Seems to me that the universe has been hard at work bringing me down a peg or two every time I needed to be reminded of my own failings. And yet I also know that every human being has failings and our life's journey is one of identifying and dealing with our frailties, so that we can gradually become happier, more useful, and better able to pass along our experience, strength, and love to those coming along behind us. Or so I see it today.
6 comments:
I can't even imagine you as your past self! Everything I have read from you, you come across as so humble :-) I don't keep a journal just so I don't have to read it again in twenty years and cringe with embarassment!
The past can be hard to deal with. It has been suggested to me that it is time for me to do an autobiography, while I still have a detailed grasp of what has happened in my life. But I know that I need to be able to let go of many things in the past, including too many retained papers which would provide the material for writing about my life. They do not have the personal focus that you describe in such things as your ministerial training, but there are enough indicators to remind me of things that I am not always happy or proud to remember.
The Ministerial Fellowship Committee must be something of a mixed bag as an institution. One minister friend has told me proudly of having successfully encouraged a mutual friend, now a very distinguished minister, to continue her ministerial career after her being marked down by such a committee.
I appreciate your kind words, PS; I have learned a lot in the past several years, but I still fight self-righteousness and don't always win. It just doesn't make it into the blog!
The MFC is a gigantic hurdle and you never know what their mood may be; they are as scrupulously fair as they can be, but they are just human and there are always extenuating circumstances which may influence their decisions. For me, their recommendation was one of the best things that could have happened to me. I do trust that process!
Many an outstanding minister in our ranks today received an initial delay or outright rejection by the MFC and decided to accept that challenge and correct the perceived insufficiency. That says something valuable about character, IMHO.

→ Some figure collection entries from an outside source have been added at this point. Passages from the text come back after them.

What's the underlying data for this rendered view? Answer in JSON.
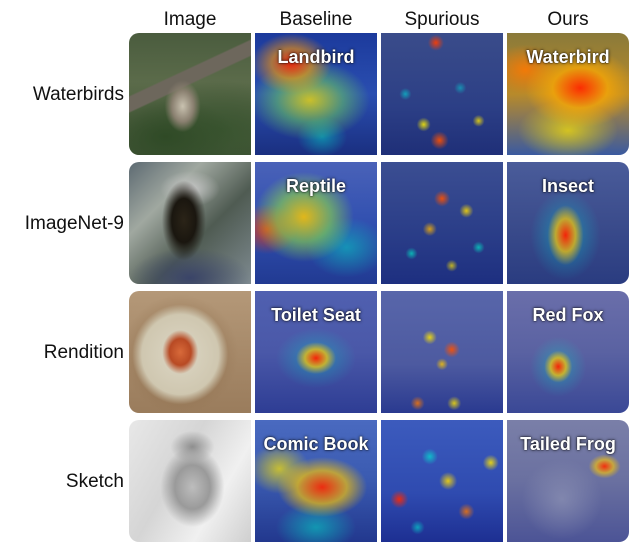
{
  "columns": [
    "Image",
    "Baseline",
    "Spurious",
    "Ours"
  ],
  "rows": [
    {
      "label": "Waterbirds",
      "baseline_pred": "Landbird",
      "ours_pred": "Waterbird"
    },
    {
      "label": "ImageNet-9",
      "baseline_pred": "Reptile",
      "ours_pred": "Insect"
    },
    {
      "label": "Rendition",
      "baseline_pred": "Toilet Seat",
      "ours_pred": "Red Fox"
    },
    {
      "label": "Sketch",
      "baseline_pred": "Comic Book",
      "ours_pred": "Tailed Frog"
    }
  ]
}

I just started reading Meditation As Contemplative Inquiry: When Knowing Becomes Love. I've come to realize that if I want to be involved in ministry, I need to be quite a bit more awake to the present moment than I am. Anyway, the author Arthur Zajonc, says you should begin every meditation with humility, by getting into a place of humility. I realized I had no idea how to do that. What that might feel like . . .
It's a process : ) Thanks for reflecting on yours.